In order for DNA to fit into the cell, it must be tightly balled up much like a crumpled piece of paper. For the information contained within the genetic blueprint to be read, however, it must be unfolded. Epigenetic mechanisms help open up the DNA, allowing access to the packaged blueprints contained within.
Epigenetic mechanisms determine the identify and function of each cell during development; some become heart cells, some become brain cells, and so on. Epigenetics help keep these cell types in their determined states.
In recent years, it’s become clear that when epigenetic control switches go awry, it can lead to diseases such as cancer, Parkinsons and others.
The goal of the work we do in the Rothbart Lab is to understand, at the basic mechanistic level, how these epigenetic control switches work so we can harness them to better treat disease.
While all cells in the human body share a virtually identical genome, layers of regulation outside the genetic information encoded in the DNA (called epigenetics) program cells and give them unique identity. A complete copy of the human genome is tightly packaged inside every cell nucleus by wrapping around histone proteins.
This high level of DNA compaction presents a potential problem, as the underlying sequence must remain accessible to the vast protein machineries that utilize it for critical biological functions such as DNA replication, transcription and repair—all of which must occur at the appropriate place and time to promote cell growth, differentiation and proper organismal development.

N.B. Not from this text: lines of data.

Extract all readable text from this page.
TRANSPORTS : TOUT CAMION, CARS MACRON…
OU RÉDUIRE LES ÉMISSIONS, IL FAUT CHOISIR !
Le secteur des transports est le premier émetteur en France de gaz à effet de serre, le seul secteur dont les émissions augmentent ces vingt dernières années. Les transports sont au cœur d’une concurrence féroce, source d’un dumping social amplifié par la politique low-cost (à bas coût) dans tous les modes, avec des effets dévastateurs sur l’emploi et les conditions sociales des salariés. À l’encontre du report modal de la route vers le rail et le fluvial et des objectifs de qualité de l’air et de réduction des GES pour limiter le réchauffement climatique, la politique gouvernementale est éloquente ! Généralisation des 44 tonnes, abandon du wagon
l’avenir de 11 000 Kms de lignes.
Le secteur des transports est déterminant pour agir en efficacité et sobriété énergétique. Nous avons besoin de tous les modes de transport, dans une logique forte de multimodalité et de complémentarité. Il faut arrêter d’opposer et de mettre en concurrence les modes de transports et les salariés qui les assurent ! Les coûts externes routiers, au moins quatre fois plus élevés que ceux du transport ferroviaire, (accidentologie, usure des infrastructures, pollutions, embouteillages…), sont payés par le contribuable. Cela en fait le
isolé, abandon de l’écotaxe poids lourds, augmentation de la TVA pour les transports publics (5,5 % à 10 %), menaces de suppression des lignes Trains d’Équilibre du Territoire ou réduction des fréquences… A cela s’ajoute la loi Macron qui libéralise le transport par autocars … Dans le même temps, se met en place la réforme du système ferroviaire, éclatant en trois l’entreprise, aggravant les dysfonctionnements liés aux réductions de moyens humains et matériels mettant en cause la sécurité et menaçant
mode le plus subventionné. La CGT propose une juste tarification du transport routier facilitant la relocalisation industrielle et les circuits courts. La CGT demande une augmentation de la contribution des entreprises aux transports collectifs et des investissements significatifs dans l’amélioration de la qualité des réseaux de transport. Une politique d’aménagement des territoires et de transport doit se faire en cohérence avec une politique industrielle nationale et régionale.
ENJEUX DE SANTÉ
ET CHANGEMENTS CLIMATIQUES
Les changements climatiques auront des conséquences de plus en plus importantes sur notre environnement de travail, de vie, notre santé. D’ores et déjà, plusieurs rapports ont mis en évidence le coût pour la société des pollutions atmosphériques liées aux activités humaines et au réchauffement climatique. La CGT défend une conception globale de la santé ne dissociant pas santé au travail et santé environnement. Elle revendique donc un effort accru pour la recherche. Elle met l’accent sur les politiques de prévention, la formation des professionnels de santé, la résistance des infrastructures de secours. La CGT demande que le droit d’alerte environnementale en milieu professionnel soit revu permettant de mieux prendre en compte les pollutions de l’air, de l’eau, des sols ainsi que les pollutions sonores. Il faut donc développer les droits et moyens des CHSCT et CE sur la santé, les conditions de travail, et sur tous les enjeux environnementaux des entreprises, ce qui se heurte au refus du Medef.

The Rothbart Laboratory leverages in vitro and cellular biochemistry, computational and molecular biophysics, pharmacology, genomics and proteomics to uncover basic molecular and cellular mechanisms controlling chromatin accessibility, interaction and function. We are particularly interested in understanding how histone post-translational modifications and DNA methylation work together as a language or “code” that is read and interpreted by specialized proteins to orchestrate the dynamic functions associated with chromatin.
Importantly, large-scale genomic and epigenomic sequencing efforts, spearheaded in part by laboratories in VARI’s Center for Epigenetics, are revealing that deregulation of the cellular machineries responsible for regulating chromatin function contribute to the initiation and progression of multiple human diseases, including cancer. Unlike genetic abnormalities, DNA and histone modifications are reversible, making the writers, erasers and readers of these marks attractive targets for therapeutic intervention. Given this, our long-term goal is to translate the basic research performed in the lab toward novel chromatin and epigenetic target identification and drug discovery.